README.md

KSHV_mathematical_analysis_tidy

Mathematical analysis for replication and segregation of KSHV

Estimating replication and segregation efficiency

To calculate estimates of replication and segregation efficiency, run the following scripts for each experimental condition:

• analyze_fixed_8TR.R for estimates from the fixed images of 8TR cells
  • results in Figure 2, Figure S4A, Figure S5A, Figure S14A
• analyze_fixed_KSHV.R for estimates from the fixed images of KSHV cells
  • results in Figure 5, Figure S4C, Figure S5B, Figure S14B
• analyze_live_KSHV.R for estimates from the images of live KSHV cells
  • results in Figure 6, Figure S4D, Figure S5C, Figure S14C&D

These estimates rely on functions in the following scripts.

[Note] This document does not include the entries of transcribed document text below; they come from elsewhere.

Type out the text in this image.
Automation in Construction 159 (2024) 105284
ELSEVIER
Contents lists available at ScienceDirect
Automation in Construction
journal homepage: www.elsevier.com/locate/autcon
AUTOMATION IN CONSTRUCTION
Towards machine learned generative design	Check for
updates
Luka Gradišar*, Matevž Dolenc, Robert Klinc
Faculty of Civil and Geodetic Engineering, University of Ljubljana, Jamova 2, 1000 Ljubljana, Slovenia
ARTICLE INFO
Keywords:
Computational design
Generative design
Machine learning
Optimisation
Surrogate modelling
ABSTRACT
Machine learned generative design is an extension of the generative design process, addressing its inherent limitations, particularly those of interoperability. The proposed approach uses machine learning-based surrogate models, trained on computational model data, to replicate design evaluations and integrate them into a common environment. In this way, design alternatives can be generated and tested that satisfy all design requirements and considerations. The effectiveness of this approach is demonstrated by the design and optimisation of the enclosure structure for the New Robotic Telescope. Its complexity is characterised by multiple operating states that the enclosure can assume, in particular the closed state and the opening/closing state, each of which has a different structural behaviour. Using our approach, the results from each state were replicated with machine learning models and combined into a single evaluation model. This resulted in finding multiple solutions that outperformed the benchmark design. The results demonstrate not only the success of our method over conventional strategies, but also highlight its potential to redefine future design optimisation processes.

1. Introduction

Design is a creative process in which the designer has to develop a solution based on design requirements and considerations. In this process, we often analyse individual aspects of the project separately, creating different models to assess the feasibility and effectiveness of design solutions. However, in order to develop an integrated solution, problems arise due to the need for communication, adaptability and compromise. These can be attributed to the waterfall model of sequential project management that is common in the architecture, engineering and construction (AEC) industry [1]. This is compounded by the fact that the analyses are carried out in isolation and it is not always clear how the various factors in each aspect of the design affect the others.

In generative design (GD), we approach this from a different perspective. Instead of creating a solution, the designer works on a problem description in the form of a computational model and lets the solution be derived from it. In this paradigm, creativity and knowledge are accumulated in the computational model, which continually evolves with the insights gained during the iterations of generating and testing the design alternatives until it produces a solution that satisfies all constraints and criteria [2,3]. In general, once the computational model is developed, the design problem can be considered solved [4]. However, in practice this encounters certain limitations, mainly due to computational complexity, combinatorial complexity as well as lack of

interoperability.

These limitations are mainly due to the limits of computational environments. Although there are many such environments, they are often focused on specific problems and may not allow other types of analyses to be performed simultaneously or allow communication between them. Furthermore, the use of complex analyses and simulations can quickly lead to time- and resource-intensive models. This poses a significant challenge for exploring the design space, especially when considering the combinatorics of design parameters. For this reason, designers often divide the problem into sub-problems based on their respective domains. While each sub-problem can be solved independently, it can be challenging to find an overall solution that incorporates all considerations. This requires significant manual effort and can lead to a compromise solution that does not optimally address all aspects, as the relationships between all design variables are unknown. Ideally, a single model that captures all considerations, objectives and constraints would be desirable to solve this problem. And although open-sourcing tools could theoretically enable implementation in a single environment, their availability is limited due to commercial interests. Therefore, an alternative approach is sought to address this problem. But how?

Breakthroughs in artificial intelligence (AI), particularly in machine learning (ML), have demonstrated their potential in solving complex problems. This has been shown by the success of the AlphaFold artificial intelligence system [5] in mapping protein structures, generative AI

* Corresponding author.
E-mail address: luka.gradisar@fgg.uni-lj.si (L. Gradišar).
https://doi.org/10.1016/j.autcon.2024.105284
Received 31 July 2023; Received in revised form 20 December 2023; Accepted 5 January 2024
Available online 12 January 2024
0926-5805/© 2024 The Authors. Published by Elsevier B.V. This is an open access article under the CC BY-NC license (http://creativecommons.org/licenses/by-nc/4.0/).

functions_run_pipeline.R Contains four functions:

• load_data() to read in and format the data
• run_pipeline() to estimate the number of episomes per cell via Gibbs sampling and find ML estimates of replication and segregation efficiencies
• make_plots() to make diagnostic plots from the analysis outputs, some of which are included in the supplement
• figures() to make the figure included in the main text

functions_inference.R Includes functions called from run_pipeline() and make_plots() required to implement Gibbs sampling, compute likelihoods, and quantify uncertainty. The main functions are:

• likelihood() Computes the likelihood of observing an observed daughter cell pair given $X_0$, $P_r$, and $P_s$
• calculate_maximum_likelihood_unknownX0() runs a grid search to find the maximum likelihood estimates of Pr and Ps marginalized over values of $X_0$
• calculate_CI() calculates the joint 95% confidence interval based on the results of calculate_maximum_likelihood_unknownX0()
• run_grid_search() combines the prior two functions and plots the results of the grid search
• run_gibbs() implements Gibbs sampling to estimate the number of episomes per LANA dot
• convergence_results() calculate convergence heuristics for Gibbs sampling

Supplemental figures S4, S5, and S14 are generated with the generate_supplemental_figures.R script.

Simulations

Simulations for four cell-growth scenarios can be run with the following scripts:

• simulate_constant.R simulates a constant-sized cell population without selection
  • Figures 7, S8, S9, S10
• simulate_constant_selection.R simulates a constant-sized cell population under selection
  • Results not included in manuscript
• simulate_expo_selection.R simulates an exponentially-growing cell population of immortal cells under selection
  • Figure 8
• simulate_PEL_growth.R simulates a KSHV-dependent tumor under therapy that reduces replication or segregation efficiency
  • Figures 9, S11, S12

Functions for each of these scenarios are defined in functions_simulations.R, along with a few plotting functions. The main simulation functions are:

• makeChildren() Simulates the fate of episomes during cell division according to a given replication and segregation efficiency
• simStepFlex() Simulates one step of the cell population dynamics by sampling the type of event (either cell birth or death) and the time advance
• extinction() Simulates a dividing cell population that grows until it reaches a designated size, around which it fluctuates. If there is no selection against cells without episomes, simulations end when there are no more episomes in the population or when the simulation reaches a designated stop time. If there is selection against cells without episomes, the simulation is run for 700 generations. The distribution of episomes in the population is recorded at each time step.
• exponential_growth() Simulates a dividing cell population that grows exponentially until it reaches a designated size. The distribution of episomes in the population is recorded at designated population sizes.
• PEL_simulations() Uses the exponential_growth() function to simulate a tumor that grows until it reaches a designated size with a baseline replication and segregation efficiency. Then, replication and/or segregation efficiency is reduced and the tumor is simulated until it reaches a designated size, dies off, or until a specified time.

Benchmarking methods

Bias of the ML estimates can be assessed using synthetic data by running the benchmark_MLE.R script (Figures S15, S16). Synthetic data is generated with simulate_multiple_cells(), which simulates one division for all cells in a specified population size.

The sensitivity of parameter estimates from MCMC to the choice of prior for $n_k$ can be assessed by running the benchmark_prior_sensitivity.R script (Figure S13).